In many respects we think the labour markets reflect the strength in the US economy better than some other data measures. For instance, with the unemployment rate dropping to 5.1% in August, and the Job Openings and Labor Turnover Survey (JOLTS) improving sharply in July, we have seen the US Beveridge Curve shift to its strongest point since the recession.
This is one of many representations of a labour market that has witnessed such an extraordinary degree of improvement across so many fronts that we can confidently suggest this part of the Fed’s dual mandate has been achieved. That is not to suggest there are not some pockets of slack in the labour force, or that there are no areas where technological disruptions are not causing stresses for workers, but the Fed’s blunt policy rate tools are unlikely to be of use there anyway.

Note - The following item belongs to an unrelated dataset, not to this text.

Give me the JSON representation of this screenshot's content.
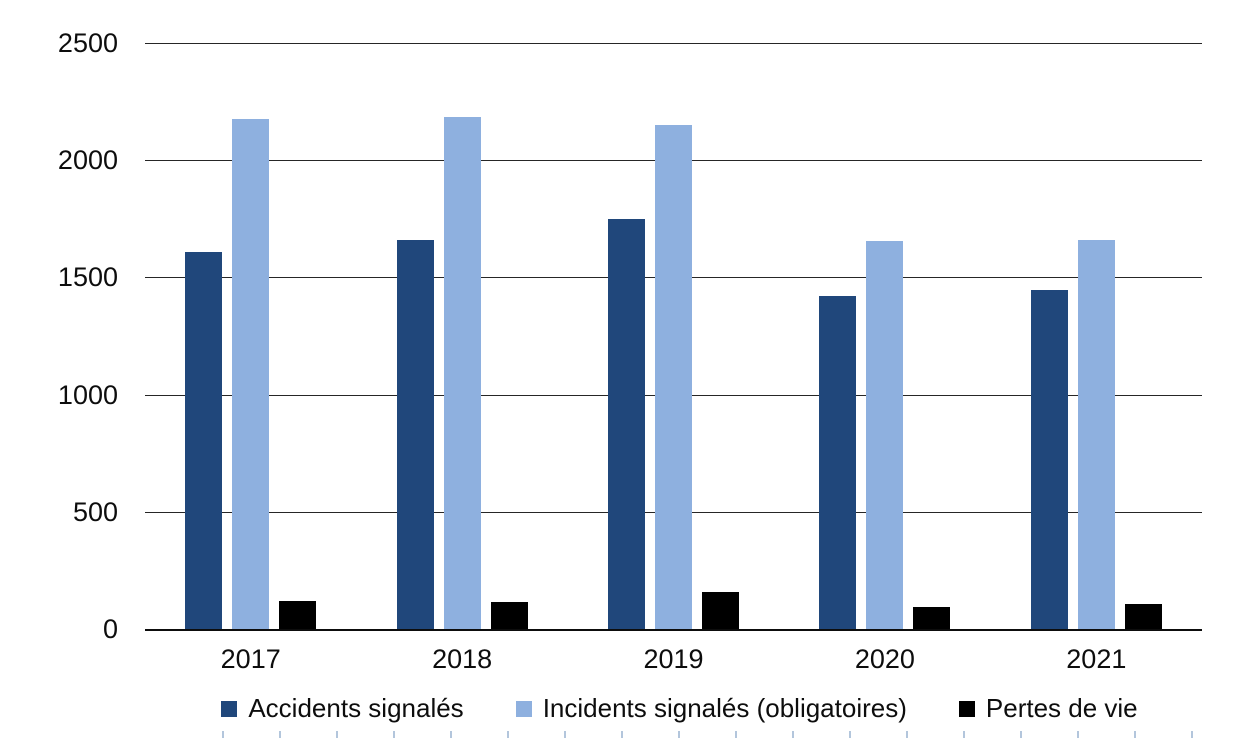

The communication, while disappointing to many, and the movement of the Statement of Economic Predictions or ‘SEP’ projections – upgrading near-term growth and recognising improved labour markets, while moderating growth prospects in the longer term – nevertheless show a Fed that is going to be gradual and deliberate over the coming couple of years. In fact we would not be surprised if this Fed did not move for a while after its initial hike, and it will continue to be very sensitive to the data when considering any changes to the trajectory and level of rates going forward.
It is very clear that the Fed's monetary policy this upcoming cycle will be nothing like the historic tightening cycles of the past in terms of the consistency of movement at each meeting, or the long-term trajectory of significant rate rises.
It will be a very deliberate, gradual and potentially replete with a paused set of movements, all of which will be designed to both soothe markets and judge the influence of policy changes as they occur. We merely believe the move is long past due, and we think the Fed risks missing its window of opportunity for rate normalization if it waits for ideal conditions that realistically never seem to arrive.